Processo constituinte 
Cuidemos todos deste processo para ter uma Carta Magna que seja de encontro e não de divisão como a que eles impuseram com sangue e fogo por meio de um plebiscito fraudulento em 1980 e que nos custou tanto para mudar, afirmou o presidente eleito diante de milhares de simpatizantes no centro de Santiago ao comentar a Constituição elaborada durante a ditadura de Augusto Pinochet (1973-1990).
A futura Constituição substituirá a vigente, que sustenta o modelo neoliberal que gerou crescimento econômico, mas que foi muito criticada durante os protestos de outubro de 2019 como a origem da desigualdade no Chile.
Durante as três décadas de democracia, muitos elementos da ditadura foram mantidos, declarou à AFP Claudia Heiss, professora de Ciências Políticas da Universidade do Chile.
Hoje, com o processo constituinte é possível modificá-los e acredito que Boric encarna esse ideal de mudança, disse Heiss.
Kast - admirador declarado de Pinochet - colocava em perigo o processo constituinte, acrescentou.
Nos dá a garantia de que a nova Constituição será realmente feita e isso é fundamental, afirmou à AFP, sem conter as lágrimas, Jennie Enríquez, de 45 anos e funcionária de uma farmácia, durante durante a comemoração da vitória de Boric.
Juventude determinante 
É interessante que o governo seja liderado por alguém que tem o compromisso com o sucesso do processo constituinte, disse Marcelo Mella, professor da Universidade de Santiago do Chile, que também reconheceu a capacidade de Boric de conquistar o voto de uma juventude habituada à abstenção por falta de referências políticas.
Há toda uma geração de pessoas que votaram esporadicamente ou não votaram e hoje estão se incorporando ao processo político no Chile, o que do ponto de vista do compromisso cívico cidadão é bom para este país que precisa fortalecer a democracia, declarou Mella.
Os jovens saíram às ruas do Chile para celebrar o triunfo do candidato de esquerda.

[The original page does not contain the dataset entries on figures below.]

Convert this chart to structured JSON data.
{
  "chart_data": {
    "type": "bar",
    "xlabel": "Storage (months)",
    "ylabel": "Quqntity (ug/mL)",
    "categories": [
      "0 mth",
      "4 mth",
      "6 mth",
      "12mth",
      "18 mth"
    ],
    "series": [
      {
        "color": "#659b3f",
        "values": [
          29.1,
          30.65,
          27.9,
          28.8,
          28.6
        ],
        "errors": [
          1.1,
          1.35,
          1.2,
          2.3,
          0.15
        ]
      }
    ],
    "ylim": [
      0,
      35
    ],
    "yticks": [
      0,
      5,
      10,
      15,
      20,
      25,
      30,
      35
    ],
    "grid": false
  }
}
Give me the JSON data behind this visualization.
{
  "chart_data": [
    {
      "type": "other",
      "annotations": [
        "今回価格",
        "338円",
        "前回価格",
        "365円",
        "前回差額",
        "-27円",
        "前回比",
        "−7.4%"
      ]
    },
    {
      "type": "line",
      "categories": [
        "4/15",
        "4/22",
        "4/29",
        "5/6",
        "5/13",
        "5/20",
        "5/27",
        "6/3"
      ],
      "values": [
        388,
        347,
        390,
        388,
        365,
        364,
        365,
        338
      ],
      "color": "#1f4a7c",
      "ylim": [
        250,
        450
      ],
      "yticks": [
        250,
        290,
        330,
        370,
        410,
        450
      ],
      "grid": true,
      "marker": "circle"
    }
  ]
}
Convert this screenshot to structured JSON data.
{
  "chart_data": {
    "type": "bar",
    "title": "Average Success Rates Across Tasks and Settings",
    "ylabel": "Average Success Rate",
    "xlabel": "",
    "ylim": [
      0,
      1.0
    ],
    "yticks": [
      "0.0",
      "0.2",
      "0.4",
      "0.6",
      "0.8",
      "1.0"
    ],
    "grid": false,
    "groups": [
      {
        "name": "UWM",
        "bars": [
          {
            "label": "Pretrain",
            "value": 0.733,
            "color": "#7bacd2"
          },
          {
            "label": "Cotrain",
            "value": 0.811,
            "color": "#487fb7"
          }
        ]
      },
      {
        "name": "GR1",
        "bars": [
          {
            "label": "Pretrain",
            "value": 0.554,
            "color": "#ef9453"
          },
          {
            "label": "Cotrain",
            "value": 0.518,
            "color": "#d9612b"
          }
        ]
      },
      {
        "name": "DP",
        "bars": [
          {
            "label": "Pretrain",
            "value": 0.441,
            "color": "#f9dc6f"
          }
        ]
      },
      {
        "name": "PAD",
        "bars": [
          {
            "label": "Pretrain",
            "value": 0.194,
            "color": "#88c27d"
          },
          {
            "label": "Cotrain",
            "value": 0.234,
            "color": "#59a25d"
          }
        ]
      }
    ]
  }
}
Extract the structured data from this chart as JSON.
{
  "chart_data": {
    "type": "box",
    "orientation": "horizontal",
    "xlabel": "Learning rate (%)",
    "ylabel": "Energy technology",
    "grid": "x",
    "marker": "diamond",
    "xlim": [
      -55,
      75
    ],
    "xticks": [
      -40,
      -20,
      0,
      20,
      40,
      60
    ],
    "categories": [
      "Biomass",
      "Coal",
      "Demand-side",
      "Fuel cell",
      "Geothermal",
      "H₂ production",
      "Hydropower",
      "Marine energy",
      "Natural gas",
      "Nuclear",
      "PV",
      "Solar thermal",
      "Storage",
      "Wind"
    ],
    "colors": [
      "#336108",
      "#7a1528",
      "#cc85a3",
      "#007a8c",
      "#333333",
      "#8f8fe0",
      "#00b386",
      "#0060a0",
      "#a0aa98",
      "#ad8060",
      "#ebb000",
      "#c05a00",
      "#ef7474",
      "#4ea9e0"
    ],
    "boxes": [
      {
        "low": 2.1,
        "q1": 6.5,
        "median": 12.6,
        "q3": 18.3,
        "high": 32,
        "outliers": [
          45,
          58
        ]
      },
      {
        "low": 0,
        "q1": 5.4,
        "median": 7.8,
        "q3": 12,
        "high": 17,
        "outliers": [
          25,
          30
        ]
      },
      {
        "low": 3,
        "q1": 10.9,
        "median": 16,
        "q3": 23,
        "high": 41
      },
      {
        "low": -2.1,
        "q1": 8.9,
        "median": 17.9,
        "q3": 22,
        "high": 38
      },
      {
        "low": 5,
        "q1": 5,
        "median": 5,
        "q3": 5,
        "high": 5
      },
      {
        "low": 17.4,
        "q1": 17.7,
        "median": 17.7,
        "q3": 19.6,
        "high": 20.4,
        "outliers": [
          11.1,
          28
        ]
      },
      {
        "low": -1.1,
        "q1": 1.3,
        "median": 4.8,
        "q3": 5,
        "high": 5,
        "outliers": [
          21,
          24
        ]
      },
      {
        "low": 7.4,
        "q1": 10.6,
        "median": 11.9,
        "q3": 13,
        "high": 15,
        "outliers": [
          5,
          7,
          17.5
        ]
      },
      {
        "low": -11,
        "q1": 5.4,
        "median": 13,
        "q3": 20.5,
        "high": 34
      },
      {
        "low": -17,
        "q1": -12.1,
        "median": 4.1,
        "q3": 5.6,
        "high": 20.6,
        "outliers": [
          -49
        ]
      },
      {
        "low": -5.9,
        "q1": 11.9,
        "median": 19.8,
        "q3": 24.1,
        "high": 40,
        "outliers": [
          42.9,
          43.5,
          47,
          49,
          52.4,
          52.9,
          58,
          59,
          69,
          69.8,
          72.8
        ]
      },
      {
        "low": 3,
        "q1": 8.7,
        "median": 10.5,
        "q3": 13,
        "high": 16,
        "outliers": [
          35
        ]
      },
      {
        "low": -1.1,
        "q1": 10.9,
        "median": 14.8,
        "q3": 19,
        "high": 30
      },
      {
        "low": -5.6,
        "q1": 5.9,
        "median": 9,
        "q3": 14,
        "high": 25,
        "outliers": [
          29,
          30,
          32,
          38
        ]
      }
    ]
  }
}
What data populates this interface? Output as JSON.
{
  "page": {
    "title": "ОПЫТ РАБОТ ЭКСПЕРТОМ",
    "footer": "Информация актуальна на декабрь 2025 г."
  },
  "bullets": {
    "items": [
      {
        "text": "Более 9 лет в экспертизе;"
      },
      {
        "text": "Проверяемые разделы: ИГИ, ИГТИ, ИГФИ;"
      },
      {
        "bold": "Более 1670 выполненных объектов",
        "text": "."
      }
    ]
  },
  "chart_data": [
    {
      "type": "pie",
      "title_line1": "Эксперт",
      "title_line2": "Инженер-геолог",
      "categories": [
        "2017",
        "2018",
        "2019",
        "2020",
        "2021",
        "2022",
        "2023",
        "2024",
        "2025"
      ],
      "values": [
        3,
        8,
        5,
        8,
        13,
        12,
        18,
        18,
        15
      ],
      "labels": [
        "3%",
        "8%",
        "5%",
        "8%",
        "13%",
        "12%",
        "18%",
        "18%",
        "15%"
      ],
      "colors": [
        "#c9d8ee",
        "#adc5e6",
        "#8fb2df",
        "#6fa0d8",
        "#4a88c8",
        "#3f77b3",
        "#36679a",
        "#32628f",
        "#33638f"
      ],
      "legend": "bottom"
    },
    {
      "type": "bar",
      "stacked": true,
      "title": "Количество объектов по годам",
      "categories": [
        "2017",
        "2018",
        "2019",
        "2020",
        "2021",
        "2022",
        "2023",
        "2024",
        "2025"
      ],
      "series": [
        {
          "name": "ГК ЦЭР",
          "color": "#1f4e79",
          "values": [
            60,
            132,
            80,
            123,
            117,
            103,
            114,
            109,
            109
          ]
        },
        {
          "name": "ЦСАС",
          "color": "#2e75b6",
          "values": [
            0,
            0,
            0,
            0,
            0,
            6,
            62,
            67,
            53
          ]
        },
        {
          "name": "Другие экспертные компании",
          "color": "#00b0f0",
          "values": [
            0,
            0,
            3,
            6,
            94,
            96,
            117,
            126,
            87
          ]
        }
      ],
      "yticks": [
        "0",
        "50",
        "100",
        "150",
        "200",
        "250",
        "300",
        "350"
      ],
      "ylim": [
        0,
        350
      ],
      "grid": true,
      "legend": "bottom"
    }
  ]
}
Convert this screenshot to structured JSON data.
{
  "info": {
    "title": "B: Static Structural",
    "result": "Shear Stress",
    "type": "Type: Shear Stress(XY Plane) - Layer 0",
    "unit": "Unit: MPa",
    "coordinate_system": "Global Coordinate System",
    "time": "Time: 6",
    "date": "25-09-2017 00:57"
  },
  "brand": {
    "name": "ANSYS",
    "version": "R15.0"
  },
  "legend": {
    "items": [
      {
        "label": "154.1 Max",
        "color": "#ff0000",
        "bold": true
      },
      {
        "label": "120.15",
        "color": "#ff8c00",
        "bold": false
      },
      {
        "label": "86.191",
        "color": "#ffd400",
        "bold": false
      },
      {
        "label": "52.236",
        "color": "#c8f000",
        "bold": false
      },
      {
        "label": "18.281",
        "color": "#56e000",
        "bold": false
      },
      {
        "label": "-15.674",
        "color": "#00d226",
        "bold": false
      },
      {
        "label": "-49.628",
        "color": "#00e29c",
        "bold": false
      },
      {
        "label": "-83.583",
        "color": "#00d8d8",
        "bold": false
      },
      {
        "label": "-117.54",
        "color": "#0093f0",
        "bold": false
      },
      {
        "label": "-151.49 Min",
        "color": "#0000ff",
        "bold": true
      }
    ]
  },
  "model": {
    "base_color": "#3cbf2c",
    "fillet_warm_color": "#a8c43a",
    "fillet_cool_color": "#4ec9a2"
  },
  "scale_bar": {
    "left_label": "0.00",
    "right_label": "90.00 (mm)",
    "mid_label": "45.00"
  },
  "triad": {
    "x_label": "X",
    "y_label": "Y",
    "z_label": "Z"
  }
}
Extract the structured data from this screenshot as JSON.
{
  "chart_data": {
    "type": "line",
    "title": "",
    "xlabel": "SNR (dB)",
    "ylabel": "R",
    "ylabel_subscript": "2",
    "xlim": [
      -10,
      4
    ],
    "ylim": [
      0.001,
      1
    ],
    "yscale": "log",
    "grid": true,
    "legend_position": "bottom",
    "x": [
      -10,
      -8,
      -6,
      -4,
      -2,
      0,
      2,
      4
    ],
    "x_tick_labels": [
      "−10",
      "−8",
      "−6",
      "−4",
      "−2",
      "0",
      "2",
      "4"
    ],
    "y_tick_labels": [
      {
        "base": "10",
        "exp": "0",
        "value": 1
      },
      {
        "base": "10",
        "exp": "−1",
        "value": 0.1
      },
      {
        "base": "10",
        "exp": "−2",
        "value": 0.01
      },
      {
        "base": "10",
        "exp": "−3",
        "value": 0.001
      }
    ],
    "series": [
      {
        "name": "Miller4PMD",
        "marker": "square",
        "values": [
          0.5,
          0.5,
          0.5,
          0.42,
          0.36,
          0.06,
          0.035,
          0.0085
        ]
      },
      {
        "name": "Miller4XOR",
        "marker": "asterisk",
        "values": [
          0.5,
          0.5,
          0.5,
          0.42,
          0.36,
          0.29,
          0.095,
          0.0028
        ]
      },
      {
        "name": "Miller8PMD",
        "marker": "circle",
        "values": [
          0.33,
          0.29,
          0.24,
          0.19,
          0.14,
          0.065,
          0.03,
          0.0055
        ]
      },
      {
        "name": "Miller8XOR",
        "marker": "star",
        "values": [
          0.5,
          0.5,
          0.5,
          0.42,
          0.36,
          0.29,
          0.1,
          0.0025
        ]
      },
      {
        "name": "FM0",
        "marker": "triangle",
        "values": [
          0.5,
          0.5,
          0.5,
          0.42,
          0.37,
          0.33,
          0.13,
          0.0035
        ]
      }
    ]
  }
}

Boric tem uma capacidade de agrupar muitos grupos diferentes, diversidades sexuais, grupos que não pensam igual, esquerda, centro-esquerda, centro. Boric tem a capacidade de agrupar todas estas diferenças, disse à AFP o estudante Pedro Carballeda, de 19 anos.
Desafios do futuro 
Em meio à alegria, Boric reiterou em seu discurso da vitória as promessas de campanha, como a mudança para um Estado de bem-estar, pensões públicas garantidas, saúde e educação universal e de qualidade, além de respeito aos direitos humanos.
Mas analistas concordam que o governo de Boric - que assumirá o poder em 11 de março de 2022 - terá dificuldades.
Em um governo que promete ser transformador como o dele, o principal desafio é estar à altura das expectativas e não será fácil, disse Heiss, antes de recordar que, com um Congresso dividido quase igualmente entre esquerda e direita, será complicado aprovar reformas sociais.
Vai ser muito difícil explicar isso para a população, afirmou.
Os tempos que virão não serão fáceis. Deveremos que enfrentar as consequências sociais, econômicas e de saúde da pior pandemia que nosso país viveu em mais de um século, declarou Boric.